Gordon Craig is the subject of an investigation by Titan, the north west regional organised crime unit, in connection with his role as a trustee of Optimum Retirement Benefits Plan and other pension schemes.
TPR’s Determinations Panel decided that it is “overwhelmingly in the interests of scheme members and for the protection of scheme assets” for Craig to be suspended from acting as a trustee on any scheme while the police investigation continues.
It also decided that Dalriada should be appointed as an independent trustee to Optimum Retirement Benefits Plan to act in place of Craig and the other trustees to the scheme. This will protect other pension holders by preventing them from transferring their funds into the scheme.
From 2015, a total of £13.4m was transferred to Optimum Retirement Benefits Plan from the pension schemes of 288 people. In some cases members were cold called to persuade them to transfer their pensions.

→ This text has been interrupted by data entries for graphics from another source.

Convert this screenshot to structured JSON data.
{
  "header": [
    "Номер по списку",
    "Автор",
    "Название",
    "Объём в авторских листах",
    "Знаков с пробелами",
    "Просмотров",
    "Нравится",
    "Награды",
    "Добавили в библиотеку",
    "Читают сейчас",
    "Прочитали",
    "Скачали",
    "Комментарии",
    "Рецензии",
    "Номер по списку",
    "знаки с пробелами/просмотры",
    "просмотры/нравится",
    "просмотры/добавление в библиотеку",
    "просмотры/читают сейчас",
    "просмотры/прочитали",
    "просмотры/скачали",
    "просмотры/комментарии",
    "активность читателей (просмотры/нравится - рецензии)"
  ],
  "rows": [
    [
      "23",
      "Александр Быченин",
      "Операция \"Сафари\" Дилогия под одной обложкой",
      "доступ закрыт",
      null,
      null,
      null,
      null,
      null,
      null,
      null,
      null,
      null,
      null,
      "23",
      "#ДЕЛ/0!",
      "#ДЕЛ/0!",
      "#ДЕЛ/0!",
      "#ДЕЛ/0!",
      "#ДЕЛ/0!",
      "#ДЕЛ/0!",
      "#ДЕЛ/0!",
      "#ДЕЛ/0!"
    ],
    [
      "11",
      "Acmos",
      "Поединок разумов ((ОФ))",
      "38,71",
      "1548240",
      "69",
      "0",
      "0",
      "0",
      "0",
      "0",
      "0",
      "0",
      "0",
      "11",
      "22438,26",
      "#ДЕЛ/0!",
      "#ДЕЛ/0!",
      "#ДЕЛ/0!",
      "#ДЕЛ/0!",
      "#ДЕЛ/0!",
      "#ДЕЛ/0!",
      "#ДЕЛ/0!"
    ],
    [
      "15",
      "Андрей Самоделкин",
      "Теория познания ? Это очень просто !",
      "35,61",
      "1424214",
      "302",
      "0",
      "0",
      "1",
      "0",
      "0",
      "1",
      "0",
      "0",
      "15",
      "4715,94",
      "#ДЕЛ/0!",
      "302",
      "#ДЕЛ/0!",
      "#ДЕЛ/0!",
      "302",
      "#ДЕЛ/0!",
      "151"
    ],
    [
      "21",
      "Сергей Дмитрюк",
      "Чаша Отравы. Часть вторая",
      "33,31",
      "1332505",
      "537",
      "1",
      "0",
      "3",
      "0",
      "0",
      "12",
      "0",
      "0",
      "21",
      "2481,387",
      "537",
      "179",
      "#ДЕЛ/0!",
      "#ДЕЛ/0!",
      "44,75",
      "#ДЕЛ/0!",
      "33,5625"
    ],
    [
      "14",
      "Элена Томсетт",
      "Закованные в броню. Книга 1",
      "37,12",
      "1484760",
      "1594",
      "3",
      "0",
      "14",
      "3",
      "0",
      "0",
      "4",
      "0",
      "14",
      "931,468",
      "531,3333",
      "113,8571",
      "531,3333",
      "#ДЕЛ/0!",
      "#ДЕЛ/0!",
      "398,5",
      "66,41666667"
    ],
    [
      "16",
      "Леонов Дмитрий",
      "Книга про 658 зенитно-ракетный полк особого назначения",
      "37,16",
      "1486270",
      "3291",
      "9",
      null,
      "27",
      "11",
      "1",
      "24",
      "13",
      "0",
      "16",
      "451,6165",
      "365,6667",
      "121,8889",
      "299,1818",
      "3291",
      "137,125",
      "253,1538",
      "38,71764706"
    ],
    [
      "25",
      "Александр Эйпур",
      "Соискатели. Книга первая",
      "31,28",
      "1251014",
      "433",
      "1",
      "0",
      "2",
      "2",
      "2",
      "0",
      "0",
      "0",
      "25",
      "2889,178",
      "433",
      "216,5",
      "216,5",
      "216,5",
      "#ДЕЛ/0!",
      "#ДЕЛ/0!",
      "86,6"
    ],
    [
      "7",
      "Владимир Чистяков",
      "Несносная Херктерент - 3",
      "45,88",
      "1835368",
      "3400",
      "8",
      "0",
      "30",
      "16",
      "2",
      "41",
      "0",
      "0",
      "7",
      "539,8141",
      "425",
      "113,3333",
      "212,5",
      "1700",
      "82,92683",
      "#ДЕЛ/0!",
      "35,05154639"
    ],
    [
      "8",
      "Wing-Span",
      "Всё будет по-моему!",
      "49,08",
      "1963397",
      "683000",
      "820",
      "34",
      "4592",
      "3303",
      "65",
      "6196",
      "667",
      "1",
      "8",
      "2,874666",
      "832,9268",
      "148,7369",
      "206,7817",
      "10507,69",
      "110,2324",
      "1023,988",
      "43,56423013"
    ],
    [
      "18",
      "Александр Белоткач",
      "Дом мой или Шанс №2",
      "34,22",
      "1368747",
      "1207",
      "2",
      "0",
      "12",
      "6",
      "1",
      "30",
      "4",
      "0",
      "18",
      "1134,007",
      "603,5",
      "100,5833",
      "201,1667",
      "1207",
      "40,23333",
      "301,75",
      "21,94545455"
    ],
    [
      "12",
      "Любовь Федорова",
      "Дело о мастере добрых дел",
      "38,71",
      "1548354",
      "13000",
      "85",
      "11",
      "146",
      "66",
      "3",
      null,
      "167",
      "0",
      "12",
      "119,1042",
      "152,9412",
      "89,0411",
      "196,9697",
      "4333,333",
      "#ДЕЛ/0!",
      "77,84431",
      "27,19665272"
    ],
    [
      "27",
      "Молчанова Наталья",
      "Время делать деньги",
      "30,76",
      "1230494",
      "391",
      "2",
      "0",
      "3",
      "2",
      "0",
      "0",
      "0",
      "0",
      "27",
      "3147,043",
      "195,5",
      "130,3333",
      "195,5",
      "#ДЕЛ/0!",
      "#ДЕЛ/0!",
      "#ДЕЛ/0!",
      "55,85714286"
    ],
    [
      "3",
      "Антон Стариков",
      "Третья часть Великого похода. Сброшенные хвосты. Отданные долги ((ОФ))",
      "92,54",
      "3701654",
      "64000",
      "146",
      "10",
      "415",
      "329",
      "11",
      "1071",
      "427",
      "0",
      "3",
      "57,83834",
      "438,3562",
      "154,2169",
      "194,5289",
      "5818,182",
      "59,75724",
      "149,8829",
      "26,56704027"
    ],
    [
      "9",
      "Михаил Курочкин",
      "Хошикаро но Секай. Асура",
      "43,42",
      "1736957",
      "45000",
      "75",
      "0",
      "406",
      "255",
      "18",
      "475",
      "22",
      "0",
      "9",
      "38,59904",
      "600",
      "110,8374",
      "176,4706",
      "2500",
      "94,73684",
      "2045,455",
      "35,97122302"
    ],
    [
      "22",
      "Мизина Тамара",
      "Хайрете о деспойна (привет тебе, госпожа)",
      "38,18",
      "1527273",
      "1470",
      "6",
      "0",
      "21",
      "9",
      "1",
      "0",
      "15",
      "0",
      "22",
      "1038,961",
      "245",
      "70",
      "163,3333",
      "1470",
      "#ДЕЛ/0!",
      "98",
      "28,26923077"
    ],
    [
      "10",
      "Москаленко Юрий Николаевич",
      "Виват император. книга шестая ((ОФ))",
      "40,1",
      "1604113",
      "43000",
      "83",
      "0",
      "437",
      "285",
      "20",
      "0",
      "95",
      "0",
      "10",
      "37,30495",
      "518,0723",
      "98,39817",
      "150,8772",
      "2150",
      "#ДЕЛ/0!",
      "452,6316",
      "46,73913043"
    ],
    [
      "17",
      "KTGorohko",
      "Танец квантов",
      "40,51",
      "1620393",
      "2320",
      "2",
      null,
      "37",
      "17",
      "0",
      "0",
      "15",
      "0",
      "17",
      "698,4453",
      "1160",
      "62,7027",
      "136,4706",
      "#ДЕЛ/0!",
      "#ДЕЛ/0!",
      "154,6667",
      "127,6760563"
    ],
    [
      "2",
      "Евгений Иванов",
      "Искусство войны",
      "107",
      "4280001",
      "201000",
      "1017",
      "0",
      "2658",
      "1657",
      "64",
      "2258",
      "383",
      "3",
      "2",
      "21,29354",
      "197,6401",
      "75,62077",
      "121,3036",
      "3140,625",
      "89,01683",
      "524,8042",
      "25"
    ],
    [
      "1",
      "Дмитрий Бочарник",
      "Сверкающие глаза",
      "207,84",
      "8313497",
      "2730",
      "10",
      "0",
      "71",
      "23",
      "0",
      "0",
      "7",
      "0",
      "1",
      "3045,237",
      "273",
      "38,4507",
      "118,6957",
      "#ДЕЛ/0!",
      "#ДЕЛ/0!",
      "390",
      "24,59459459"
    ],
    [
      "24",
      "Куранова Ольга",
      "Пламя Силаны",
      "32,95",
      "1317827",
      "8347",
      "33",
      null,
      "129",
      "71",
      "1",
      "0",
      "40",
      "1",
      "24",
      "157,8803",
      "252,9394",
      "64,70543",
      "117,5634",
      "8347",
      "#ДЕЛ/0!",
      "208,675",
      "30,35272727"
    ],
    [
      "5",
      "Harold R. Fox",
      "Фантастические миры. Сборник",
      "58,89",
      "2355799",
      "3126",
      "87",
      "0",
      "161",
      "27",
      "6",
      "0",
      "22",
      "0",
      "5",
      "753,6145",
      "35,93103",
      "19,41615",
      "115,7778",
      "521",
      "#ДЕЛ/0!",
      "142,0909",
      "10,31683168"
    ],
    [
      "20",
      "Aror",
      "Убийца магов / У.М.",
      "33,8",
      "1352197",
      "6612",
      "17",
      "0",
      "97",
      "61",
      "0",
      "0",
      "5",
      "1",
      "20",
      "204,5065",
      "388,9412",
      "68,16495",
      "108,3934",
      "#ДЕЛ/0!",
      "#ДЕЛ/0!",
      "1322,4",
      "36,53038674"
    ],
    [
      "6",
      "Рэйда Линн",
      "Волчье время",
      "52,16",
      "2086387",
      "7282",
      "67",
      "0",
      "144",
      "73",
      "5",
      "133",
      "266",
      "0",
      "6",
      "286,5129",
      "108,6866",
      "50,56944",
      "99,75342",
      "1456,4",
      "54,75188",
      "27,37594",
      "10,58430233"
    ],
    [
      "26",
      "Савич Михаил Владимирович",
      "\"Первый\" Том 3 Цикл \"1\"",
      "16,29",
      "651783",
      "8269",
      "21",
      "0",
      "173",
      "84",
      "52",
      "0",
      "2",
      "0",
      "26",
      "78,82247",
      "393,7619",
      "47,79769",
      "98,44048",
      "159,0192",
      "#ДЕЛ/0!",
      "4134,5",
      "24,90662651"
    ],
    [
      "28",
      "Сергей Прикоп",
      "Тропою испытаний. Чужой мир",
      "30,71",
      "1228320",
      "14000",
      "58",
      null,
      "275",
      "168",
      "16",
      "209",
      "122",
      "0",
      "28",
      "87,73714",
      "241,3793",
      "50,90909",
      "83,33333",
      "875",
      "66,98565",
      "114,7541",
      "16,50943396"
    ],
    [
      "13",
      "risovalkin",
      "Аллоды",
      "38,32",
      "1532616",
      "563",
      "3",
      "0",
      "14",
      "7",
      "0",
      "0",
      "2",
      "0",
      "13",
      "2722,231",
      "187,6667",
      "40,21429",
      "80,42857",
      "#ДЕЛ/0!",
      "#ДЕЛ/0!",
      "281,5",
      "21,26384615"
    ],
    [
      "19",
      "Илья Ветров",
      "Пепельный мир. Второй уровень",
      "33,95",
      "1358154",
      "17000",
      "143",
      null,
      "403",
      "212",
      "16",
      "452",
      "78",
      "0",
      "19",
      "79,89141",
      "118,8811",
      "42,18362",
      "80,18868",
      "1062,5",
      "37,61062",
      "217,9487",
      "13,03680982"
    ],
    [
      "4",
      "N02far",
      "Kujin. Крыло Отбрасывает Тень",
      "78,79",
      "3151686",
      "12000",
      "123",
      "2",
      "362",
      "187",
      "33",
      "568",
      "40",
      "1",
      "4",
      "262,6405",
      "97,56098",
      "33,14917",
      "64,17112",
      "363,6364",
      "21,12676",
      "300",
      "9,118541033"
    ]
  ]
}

After members transferred their pensions to the scheme, they received loans from companies linked to Craig. This was for as much as 75 percent of their funds and is a type of fraud known as pension liberation. Introducers were also paid tens of thousands of pounds in fees.
The remaining funds not paid out as loans to members were then invested in high-risk, illiquid investments including gem-mining and olive oil processing. Craig, an insolvency practitioner, paid himself nearly £500,000 from scheme funds in just 12 months.
The Determinations Panel noted that a number of people involved in the setting up or running of Optimum and linked schemes had been convicted of dishonesty offences. Martin Dowd and Robert Winstanley had been jailed for money laundering while a Richard Jones was convicted of the same crime and given a suspended prison sentence.
The panel was also concerned that the Optimum trustees had breached their duties by keeping poor records and having limited knowledge of how the pension scheme should have operated.
In its determination notice on the appointment of an independent trustee to the scheme, the panel said: “The permission of activity that appears to be pensions liberation strongly suggests that Craig, if he has the knowledge and skill of a pensions trustee, is not exercising it properly.
“Similarly, the highly illiquid and high-risk investments, several of which appear to have failed, is consistent only with Craig not having or exercising the necessary knowledge and skill.”
Optimum Financial Solutions, the sponsoring employer of Optimum Retirement Benefits Plan, was wound up in the public interest by the High Court in February following an Insolvency Service investigation.